Когда они удалились — безупречная Королева первой, за нею, выдержав приличное время, опечаленный, превратно понятый рыцарь, — Король долгое время молчал. Потом повернулся на своей ветке, чтобы взглянуть на меня. И с силой, с подобием безумного упоения прошептал: «Вот видишь, Томас! Видишь!».
— Я вижу наши тени, господин мой, — резко ответил я, однако Король в приливе энергии одним махом спрыгнул с дерева и, подняв ко мне лицо, крикнул: «Вниз, Томас! Какого дьявола ты там делаешь? Взрослый уже человек! Вниз, Томас, вниз!».
* * *Освин в опале. Король, ослепленный любовью к Королеве, поет дифирамбы Тристану, гоняется по лесам за благородными оленями, ланями, косулями, пьет до дна из своей золотой фляги, хохочет, откинув назад голову: все отлично, все хорошо. Одному только мне тревожно. А тревожно мне потому, что я примечаю в усердии Короля оттенок чрезмерности, — уж не пытается ли он простым усилием воли отогнать сомнения, которые снедают его? Глаза Короля сверкают от безумного веселья. Он обнимает Тристана, с обожанием взирает на Королеву. «Томас! — восклицает он. — Разве она не прекрасна?». «Да, господин мой». Королева опускает глаза.

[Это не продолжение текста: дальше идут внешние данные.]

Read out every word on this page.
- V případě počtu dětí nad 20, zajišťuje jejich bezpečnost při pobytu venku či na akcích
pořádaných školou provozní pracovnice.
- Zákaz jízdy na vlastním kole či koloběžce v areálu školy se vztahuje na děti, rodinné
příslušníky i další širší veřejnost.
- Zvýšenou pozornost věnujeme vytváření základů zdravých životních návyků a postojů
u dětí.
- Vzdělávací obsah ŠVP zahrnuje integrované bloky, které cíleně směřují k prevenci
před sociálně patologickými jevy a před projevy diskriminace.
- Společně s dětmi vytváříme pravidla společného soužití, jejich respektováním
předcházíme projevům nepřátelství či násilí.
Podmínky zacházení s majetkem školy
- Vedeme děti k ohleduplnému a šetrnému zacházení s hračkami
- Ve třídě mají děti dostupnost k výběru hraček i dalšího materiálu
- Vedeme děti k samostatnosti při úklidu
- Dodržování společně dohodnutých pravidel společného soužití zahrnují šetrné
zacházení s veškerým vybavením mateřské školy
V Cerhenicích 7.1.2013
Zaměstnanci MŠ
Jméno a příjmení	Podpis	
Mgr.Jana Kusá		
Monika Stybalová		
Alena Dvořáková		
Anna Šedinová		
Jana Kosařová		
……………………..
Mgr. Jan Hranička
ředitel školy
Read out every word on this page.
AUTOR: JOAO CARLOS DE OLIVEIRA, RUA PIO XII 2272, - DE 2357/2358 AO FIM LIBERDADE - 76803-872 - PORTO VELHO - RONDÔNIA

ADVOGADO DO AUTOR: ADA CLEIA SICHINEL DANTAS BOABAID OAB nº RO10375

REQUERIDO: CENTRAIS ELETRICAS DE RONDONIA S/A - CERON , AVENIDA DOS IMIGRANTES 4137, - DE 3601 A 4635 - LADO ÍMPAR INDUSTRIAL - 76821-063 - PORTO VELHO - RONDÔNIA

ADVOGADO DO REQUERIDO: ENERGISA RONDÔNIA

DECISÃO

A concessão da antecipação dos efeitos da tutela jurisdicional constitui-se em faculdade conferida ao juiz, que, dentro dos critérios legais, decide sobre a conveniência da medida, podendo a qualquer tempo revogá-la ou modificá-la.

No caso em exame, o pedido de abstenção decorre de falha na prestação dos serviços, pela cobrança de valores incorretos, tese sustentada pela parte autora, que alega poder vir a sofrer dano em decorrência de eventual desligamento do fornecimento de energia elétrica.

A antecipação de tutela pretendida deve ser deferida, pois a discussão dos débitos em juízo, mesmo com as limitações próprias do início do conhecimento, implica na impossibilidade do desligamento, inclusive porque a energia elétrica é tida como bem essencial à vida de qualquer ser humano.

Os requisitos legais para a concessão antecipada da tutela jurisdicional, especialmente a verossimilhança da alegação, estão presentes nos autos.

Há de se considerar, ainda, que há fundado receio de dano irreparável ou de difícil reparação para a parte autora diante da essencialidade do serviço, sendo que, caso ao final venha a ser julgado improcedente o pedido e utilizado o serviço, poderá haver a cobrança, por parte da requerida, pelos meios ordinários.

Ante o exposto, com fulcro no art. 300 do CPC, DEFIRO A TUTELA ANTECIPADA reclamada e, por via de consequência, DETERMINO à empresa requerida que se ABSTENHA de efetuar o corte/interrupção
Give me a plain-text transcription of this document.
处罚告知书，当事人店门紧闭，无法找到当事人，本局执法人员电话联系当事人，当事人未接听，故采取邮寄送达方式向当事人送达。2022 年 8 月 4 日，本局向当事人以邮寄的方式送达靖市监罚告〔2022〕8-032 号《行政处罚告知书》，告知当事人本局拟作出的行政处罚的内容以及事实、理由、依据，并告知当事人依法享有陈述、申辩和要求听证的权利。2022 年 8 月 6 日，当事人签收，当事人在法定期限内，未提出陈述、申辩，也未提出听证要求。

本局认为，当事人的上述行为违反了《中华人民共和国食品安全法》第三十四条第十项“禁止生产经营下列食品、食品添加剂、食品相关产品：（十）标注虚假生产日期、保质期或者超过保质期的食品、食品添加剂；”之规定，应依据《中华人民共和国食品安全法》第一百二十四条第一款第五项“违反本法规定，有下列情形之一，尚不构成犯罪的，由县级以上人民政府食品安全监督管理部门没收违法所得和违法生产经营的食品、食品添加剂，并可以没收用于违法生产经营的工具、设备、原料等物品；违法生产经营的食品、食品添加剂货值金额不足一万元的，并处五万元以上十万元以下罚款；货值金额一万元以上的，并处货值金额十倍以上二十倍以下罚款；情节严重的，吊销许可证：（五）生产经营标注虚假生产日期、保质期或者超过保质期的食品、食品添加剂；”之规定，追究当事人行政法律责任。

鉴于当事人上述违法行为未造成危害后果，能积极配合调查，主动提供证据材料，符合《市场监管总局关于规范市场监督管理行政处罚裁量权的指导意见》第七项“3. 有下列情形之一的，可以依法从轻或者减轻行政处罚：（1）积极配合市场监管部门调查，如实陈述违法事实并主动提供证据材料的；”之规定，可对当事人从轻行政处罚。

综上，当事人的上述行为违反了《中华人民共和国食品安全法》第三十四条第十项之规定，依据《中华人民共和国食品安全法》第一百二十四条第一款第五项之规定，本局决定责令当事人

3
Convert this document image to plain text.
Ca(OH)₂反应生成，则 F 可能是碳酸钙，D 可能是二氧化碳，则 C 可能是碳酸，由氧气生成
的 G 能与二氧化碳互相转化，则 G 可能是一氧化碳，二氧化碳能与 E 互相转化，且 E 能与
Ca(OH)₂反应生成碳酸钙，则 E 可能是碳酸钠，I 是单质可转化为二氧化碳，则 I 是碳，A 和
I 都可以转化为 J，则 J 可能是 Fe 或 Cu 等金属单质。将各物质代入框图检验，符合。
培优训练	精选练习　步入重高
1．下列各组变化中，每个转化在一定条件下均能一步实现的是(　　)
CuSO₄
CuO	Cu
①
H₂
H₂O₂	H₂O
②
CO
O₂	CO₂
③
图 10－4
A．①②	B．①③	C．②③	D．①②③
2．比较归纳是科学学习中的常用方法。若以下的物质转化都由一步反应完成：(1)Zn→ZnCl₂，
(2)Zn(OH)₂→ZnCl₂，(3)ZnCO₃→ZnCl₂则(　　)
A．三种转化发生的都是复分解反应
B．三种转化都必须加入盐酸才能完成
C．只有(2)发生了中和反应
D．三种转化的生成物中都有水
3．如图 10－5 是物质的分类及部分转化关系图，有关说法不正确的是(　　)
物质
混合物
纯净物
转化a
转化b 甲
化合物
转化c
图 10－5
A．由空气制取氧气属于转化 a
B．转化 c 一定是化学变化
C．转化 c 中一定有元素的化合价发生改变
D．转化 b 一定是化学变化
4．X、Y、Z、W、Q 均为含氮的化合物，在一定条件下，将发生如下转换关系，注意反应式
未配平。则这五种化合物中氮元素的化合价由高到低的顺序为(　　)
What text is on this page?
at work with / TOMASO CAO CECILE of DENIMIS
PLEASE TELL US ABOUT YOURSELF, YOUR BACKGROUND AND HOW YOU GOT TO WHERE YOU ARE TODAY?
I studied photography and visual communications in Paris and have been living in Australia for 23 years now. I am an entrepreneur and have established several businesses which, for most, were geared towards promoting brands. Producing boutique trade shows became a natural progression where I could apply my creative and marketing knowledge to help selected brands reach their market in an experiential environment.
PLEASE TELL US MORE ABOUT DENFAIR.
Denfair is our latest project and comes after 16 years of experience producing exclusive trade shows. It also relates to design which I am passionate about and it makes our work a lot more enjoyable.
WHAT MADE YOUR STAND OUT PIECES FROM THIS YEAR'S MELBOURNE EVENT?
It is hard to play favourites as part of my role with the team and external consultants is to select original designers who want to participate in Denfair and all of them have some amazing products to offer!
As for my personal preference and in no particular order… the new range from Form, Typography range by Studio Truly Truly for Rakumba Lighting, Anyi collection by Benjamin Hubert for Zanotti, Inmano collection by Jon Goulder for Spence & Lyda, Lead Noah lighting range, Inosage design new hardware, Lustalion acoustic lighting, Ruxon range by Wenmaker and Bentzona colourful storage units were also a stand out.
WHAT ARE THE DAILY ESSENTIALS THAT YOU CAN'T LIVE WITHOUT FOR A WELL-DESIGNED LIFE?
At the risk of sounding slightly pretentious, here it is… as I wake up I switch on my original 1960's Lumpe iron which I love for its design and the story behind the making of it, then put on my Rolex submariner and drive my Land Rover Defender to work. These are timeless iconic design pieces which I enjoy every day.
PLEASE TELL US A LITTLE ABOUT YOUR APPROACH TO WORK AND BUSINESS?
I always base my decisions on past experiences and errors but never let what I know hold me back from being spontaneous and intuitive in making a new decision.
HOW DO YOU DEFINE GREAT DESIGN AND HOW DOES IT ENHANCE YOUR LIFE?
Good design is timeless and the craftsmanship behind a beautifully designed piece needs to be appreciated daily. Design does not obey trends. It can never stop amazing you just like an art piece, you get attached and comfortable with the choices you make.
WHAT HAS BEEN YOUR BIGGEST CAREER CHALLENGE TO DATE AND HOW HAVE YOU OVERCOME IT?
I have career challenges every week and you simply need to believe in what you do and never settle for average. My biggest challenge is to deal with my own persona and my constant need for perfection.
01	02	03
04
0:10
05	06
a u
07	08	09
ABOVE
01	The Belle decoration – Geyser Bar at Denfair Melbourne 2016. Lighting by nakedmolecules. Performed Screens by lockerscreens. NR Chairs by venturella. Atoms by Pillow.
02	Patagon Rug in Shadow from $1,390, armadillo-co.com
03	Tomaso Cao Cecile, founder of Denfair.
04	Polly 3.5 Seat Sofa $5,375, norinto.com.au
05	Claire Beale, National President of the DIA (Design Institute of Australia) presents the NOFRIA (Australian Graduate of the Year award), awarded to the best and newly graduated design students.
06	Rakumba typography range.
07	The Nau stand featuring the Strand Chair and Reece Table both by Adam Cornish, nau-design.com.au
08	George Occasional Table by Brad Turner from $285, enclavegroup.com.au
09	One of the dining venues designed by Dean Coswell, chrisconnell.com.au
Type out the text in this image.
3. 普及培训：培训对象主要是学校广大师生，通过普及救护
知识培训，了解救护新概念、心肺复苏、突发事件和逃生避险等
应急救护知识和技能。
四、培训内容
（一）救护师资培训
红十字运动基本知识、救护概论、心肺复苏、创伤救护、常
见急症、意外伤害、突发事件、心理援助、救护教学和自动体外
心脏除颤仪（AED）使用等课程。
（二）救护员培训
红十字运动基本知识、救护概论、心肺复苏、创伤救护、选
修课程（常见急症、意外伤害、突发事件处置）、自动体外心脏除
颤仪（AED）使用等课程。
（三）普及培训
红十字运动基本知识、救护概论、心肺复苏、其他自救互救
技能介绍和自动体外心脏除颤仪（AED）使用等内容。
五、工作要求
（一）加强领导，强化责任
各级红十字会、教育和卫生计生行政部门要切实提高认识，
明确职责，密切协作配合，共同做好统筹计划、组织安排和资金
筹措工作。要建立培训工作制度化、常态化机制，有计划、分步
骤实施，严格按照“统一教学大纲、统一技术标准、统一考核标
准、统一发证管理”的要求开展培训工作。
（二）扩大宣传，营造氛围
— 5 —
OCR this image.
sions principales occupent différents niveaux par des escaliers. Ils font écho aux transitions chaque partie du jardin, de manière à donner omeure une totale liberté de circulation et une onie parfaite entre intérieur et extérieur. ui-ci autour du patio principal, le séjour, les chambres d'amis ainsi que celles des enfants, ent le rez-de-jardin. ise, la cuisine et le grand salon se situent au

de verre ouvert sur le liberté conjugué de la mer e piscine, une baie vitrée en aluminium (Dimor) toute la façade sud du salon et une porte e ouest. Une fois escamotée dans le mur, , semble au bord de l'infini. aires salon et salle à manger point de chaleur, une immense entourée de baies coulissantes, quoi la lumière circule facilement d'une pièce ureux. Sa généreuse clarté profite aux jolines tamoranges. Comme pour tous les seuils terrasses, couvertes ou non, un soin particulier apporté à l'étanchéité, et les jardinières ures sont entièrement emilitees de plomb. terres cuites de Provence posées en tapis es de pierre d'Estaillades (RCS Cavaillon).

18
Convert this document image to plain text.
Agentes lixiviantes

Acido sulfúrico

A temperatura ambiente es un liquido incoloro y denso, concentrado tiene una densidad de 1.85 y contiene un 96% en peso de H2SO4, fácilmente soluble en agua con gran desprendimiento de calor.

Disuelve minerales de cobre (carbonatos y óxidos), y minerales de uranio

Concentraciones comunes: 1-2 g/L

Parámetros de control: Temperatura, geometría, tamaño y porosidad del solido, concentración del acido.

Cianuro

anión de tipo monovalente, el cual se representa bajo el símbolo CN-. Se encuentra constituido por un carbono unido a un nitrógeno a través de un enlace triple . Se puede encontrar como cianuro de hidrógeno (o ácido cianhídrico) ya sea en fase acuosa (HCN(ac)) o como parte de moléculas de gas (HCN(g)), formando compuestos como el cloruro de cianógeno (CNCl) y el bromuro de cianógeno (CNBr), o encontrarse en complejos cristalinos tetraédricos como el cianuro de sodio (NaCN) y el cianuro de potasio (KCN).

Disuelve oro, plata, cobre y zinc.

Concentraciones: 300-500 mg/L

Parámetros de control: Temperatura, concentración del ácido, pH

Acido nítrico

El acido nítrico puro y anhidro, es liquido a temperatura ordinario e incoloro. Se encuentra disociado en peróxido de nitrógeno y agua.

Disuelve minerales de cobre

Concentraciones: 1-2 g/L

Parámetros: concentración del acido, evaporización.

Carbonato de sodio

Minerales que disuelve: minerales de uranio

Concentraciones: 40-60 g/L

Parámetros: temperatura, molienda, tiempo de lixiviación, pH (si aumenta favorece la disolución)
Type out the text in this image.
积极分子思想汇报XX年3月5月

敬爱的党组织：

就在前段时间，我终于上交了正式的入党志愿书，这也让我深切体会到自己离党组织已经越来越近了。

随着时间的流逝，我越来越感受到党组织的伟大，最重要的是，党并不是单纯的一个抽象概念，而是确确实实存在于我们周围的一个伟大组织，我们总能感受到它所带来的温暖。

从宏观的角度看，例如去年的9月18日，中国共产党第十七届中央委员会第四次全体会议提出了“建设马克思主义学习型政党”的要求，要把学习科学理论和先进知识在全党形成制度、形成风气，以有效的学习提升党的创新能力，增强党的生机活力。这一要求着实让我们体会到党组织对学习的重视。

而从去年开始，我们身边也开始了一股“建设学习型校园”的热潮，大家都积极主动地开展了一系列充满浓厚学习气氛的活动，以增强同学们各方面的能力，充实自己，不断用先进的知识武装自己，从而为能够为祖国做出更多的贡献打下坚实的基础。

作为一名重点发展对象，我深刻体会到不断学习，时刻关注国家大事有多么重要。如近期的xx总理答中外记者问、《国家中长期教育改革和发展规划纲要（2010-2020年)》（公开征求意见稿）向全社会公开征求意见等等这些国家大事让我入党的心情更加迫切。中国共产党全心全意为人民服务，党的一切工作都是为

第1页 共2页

Поскольку Король не способен вынести мысль о том, что супруга его и племянник — любовники, он снова отдал ее под защиту Тристана. Это способ показать себе, что они неповинны, а сам он мудр, — ибо будь они повинны, Король оказался бы дурнем, позволив им оставаться наедине. Все утро и все послеполуденные часы Король охотится в лесу, а между тем Тристан сопровождает Королеву повсюду. Он гуляет с нею по саду, взбирается по винтовым лестницам, ведущим в ее башенный покой. Освину запрещено, под страхом тюремного заточения, находиться в ее присутствии. В первые часы вечера Тристан возвращает Изольду Королю. Король с Королевой удаляются рано. Ночью из королевской опочивальни до меня доносятся клики любовных сражений.
Всякому, кто дурно отзовется о Тристане или Королеве, грозит ныне изгнание.
И именно сейчас, когда Королеве и Тристану следовало бы проявлять особую осторожность, они ведут себя так, словно доверие Короля, его беззаботная веселость обманули их. Они обмениваются полными томления взорами, вспыхивают и бледнеют, появляются, утомленные и разнеженные, из потаенных покоев. Когда Тристан передает Королеву Королю, лицо молодого человека полнится нежной грустью. Королева, выступая рядом с Королем, оглядывается в поисках Тристана, ловит его взгляд. С ума они посходили, что ли? Начинает казаться, будто они стараются подстрекнуть Короля к тому, чтобы тот покарал их. Возможно ли, что это его неизменно веселое настроение, упрямое неведение обмана, выводит их из себя, подталкивая к открытым выражениям любви? Не кажется ли им, будто Король искушает их — давайте-ка, посмотрите, сколь многое он способен снести? Или все дело в том, что они, влекомые неодолимой силой, о Короле и вовсе забыли?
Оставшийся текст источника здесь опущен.